Una vulnerabilidad presente en un ‘plugin’ de WordPress ha puesto en riesgo millones de sitios web creados con esta plataforma, según ha informado la empresa de ciberseguridad Wordfence. Esta vulnerabilidad permite a un actor malicioso acceder como administrador y tomar el control del sitio con todos los privilegios.
¿Qué es WordPress y los plugins?
WordPress es un sistema de gestión de contenidos (CMS) utilizado para la creación de páginas web. Es el CMS más utilizado en todo el mundo y se estima que el 40% de todos los sitios web de Internet están construidos con WordPress. Los plugins son programas que se pueden instalar en WordPress para añadir nuevas funcionalidades al sitio web.
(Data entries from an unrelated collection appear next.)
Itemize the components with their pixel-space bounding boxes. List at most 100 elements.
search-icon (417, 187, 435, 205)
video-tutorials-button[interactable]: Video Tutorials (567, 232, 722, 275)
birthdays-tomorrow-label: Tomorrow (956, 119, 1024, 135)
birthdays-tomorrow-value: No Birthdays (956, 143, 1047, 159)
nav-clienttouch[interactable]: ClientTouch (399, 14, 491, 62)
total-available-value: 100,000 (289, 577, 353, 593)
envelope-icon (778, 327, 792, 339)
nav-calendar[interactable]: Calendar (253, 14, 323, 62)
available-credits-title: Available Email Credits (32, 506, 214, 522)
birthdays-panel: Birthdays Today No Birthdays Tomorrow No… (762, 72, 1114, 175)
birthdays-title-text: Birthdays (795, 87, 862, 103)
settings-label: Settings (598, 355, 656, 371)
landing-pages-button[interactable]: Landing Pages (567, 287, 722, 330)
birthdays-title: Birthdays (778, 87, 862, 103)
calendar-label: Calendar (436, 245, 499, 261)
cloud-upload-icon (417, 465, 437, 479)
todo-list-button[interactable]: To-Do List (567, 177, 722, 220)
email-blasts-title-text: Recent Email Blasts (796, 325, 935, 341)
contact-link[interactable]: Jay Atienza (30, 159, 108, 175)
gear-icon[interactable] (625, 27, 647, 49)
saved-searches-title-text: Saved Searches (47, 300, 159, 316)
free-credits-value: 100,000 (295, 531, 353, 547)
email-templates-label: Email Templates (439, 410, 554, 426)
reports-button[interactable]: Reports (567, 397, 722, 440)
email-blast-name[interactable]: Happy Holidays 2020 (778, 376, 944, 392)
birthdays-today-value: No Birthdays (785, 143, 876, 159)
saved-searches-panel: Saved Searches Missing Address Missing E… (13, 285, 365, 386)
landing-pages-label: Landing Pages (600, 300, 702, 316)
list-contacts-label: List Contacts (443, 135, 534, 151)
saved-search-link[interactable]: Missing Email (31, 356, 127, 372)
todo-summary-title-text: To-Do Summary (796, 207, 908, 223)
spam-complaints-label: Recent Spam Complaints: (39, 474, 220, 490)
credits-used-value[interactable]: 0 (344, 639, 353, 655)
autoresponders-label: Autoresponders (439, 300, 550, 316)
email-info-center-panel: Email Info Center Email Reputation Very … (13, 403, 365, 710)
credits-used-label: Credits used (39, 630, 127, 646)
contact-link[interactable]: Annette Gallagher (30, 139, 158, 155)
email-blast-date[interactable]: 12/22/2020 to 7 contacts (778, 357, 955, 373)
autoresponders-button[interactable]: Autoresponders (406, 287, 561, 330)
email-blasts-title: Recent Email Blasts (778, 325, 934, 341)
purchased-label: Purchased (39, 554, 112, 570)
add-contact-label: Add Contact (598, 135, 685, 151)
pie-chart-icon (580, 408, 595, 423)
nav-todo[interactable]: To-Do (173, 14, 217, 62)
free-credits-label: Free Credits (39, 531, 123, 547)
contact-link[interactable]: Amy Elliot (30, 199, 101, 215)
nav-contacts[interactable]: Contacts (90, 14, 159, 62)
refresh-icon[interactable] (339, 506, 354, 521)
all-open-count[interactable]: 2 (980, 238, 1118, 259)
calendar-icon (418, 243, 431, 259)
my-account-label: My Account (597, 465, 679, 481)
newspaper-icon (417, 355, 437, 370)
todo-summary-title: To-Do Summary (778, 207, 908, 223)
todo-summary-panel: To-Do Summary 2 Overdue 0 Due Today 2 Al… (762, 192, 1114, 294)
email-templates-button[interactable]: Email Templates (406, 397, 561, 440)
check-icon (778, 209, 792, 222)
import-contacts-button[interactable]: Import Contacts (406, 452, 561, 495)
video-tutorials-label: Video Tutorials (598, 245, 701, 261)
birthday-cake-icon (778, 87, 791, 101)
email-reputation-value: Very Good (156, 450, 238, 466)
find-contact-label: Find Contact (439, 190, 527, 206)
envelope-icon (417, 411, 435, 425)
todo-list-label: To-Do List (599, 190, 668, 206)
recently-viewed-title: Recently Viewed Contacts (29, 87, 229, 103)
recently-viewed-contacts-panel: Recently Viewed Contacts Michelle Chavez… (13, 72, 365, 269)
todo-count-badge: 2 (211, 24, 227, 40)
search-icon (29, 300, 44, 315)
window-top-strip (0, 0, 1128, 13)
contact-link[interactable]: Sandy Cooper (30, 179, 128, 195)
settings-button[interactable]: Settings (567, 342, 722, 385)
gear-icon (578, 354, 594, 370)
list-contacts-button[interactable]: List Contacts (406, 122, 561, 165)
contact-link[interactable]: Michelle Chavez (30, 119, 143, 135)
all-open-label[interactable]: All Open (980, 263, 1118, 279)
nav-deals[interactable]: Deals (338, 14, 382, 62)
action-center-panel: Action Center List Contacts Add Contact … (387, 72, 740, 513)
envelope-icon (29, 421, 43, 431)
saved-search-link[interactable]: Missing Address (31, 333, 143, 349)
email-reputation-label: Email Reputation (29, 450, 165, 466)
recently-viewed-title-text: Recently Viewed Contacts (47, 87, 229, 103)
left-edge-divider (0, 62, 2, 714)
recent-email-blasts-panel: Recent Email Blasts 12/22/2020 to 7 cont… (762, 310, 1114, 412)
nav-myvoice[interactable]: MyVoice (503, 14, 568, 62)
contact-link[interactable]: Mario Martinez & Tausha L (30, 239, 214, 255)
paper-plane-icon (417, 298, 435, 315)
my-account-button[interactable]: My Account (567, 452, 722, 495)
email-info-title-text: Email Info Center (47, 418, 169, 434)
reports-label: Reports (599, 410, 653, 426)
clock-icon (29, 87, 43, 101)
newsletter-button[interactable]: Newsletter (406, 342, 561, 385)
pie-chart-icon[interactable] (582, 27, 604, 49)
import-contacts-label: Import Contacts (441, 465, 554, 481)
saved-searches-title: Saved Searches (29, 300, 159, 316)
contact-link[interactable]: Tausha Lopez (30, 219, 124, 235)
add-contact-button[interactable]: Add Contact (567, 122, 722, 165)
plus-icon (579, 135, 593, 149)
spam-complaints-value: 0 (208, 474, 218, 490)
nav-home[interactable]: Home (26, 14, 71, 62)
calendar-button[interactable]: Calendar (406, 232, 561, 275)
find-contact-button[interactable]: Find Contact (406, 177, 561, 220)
¿Cuál es el ‘plugin’ vulnerable?
El ‘plugin’ vulnerable es llamado «File Manager» y es utilizado por más de 700.000 sitios web en todo el mundo. Este plugin permite a los usuarios subir y gestionar archivos en el sitio web.
¿Cómo funciona la vulnerabilidad?
La vulnerabilidad en el ‘plugin’ permite a un atacante enviar una solicitud maliciosa al servidor web, permitiendo la ejecución remota de código. Esto significa que un atacante puede tomar el control del sitio web y hacer cualquier cosa que desee, incluyendo la instalación de malware, la eliminación de archivos importantes, la modificación del contenido del sitio web, entre otras cosas.
¿Qué deben hacer los usuarios de WordPress?
A causa de esto, los usuarios de WordPress deben actualizar inmediatamente el ‘plugin’ File Manager a la última versión disponible (versión 6.9). Además, se recomienda a los usuarios revisar los registros de actividad en su sitio web para detectar cualquier actividad sospechosa. Si se encuentra algún indicio de un ataque, se debe contactar con un experto en ciberseguridad para obtener ayuda.
¿Qué acciones ha tomado WordPress?
Los desarrolladores de WordPress han eliminado el ‘plugin’ vulnerable de su repositorio oficial. Además, han enviado una notificación a todos los usuarios que tienen el ‘plugin’ instalado en sus sitios web, instándoles a actualizar inmediatamente a la última versión disponible.